Principal investigator: Sebastian Siebertz, Dimitrios Thilikos
Project term: 2021 - 2024.
Studying the tractability of computational problems is a core challenge in theoretical computer science. A central question is when, why, and how computational problems can be solved efficiently. Towards answering this question, the theory of algorithms has offered powerful unifying results, called algorithmic meta-theorems (AMTs) that provide general mathematical conditions implying the automatic derivation of efficient algorithms. These conditions are typically linked to the descriptive complexity of the problems (via logic) and the structural properties of their inputs (via combinatorics). AMTs, while infrequent, are precious because they provide a deep understanding of the nature of computational tractability. This proposal aims at revealing the unification potential of AMTs in discrete algorithms.

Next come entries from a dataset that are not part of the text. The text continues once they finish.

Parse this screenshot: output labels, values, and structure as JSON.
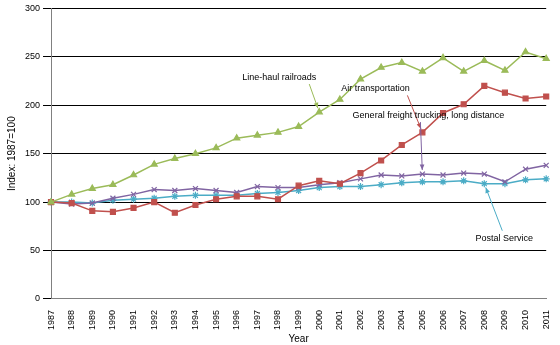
{
  "chart_data": {
    "type": "line",
    "x_label": "Year",
    "y_label": "Index: 1987=100",
    "categories": [
      "1987",
      "1988",
      "1989",
      "1990",
      "1991",
      "1992",
      "1993",
      "1994",
      "1995",
      "1996",
      "1997",
      "1998",
      "1999",
      "2000",
      "2001",
      "2002",
      "2003",
      "2004",
      "2005",
      "2006",
      "2007",
      "2008",
      "2009",
      "2010",
      "2011"
    ],
    "series": [
      {
        "name": "Line-haul railroads",
        "color": "#9bbb59",
        "marker": "triangle",
        "values": [
          100,
          108,
          114,
          118,
          128,
          139,
          145,
          150,
          156,
          166,
          169,
          172,
          178,
          193,
          206,
          227,
          239,
          244,
          235,
          249,
          235,
          246,
          236,
          255,
          248
        ]
      },
      {
        "name": "Air transportation",
        "color": "#c0504d",
        "marker": "square",
        "values": [
          100,
          99,
          91,
          90,
          94,
          100,
          89,
          97,
          103,
          106,
          106,
          103,
          117,
          122,
          119,
          130,
          143,
          159,
          172,
          192,
          201,
          220,
          213,
          207,
          209
        ]
      },
      {
        "name": "General freight trucking, long distance",
        "color": "#8064a2",
        "marker": "x",
        "values": [
          100,
          98,
          99,
          104,
          108,
          113,
          112,
          114,
          112,
          110,
          116,
          115,
          115,
          118,
          120,
          124,
          128,
          127,
          129,
          128,
          130,
          129,
          121,
          134,
          138
        ]
      },
      {
        "name": "Postal Service",
        "color": "#4bacc6",
        "marker": "star",
        "values": [
          100,
          100,
          99,
          102,
          103,
          104,
          106,
          107,
          107,
          107,
          109,
          110,
          112,
          115,
          116,
          116,
          118,
          120,
          121,
          121,
          122,
          119,
          119,
          123,
          124
        ]
      }
    ],
    "ylim": [
      0,
      300
    ],
    "yticks": [
      0,
      50,
      100,
      150,
      200,
      250,
      300
    ],
    "grid": true
  }
}
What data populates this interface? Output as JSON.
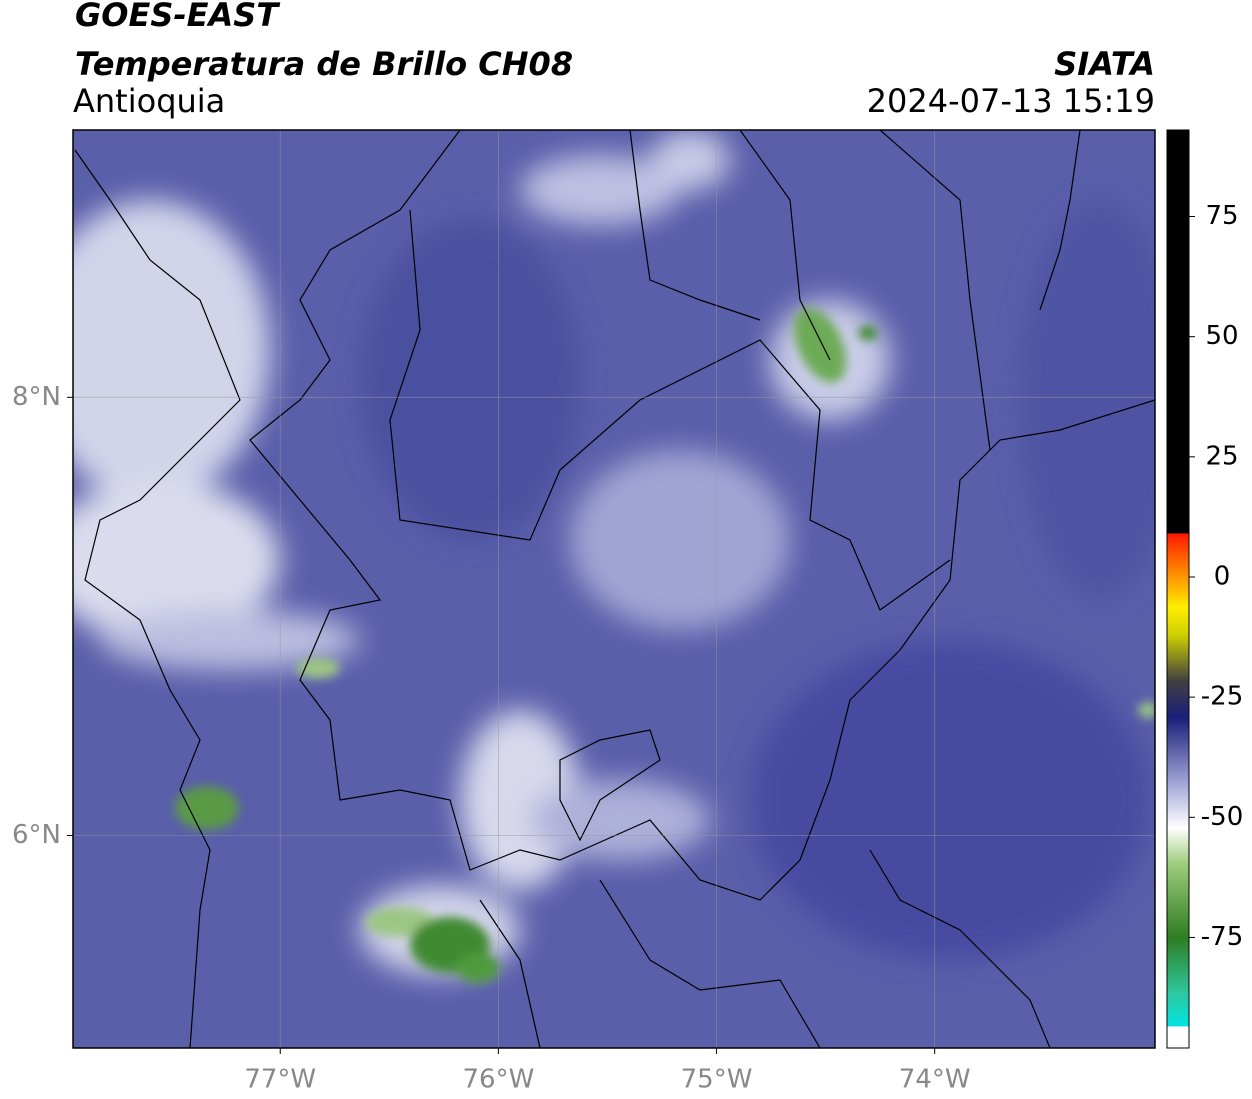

We are going to employ the framework of parameterized complexity theory, where algorithm efficiency is evaluated not only with respect to the input size but also with respect to additional key secondary parameters. This multivariate approach allows to flexibly take into account the logical and structural conditions that are typically encountered in problem parametrizations. Parameterized complexity theory is a fully developed discipline of theoretical computer science and has developed an extended arsenal of algorithmic techniques and paradigms. Their systematic elevation to AMTs is a mature and non-trivial challenge that calls for a qualitative shift in the theory of algorithms from the study of particular problems to the quest for unifying algorithmic theories. We plan to distill the best meta-algorithmic value from the most advanced techniques in all aspects of contemporary parameterized complexity theory. We propose the proof of AMTs for wide families of problems in diverse contexts in discrete algorithms. The ultimate outcome will be the establishment of AMTs as an essential unification ingredient of the theory of algorithms.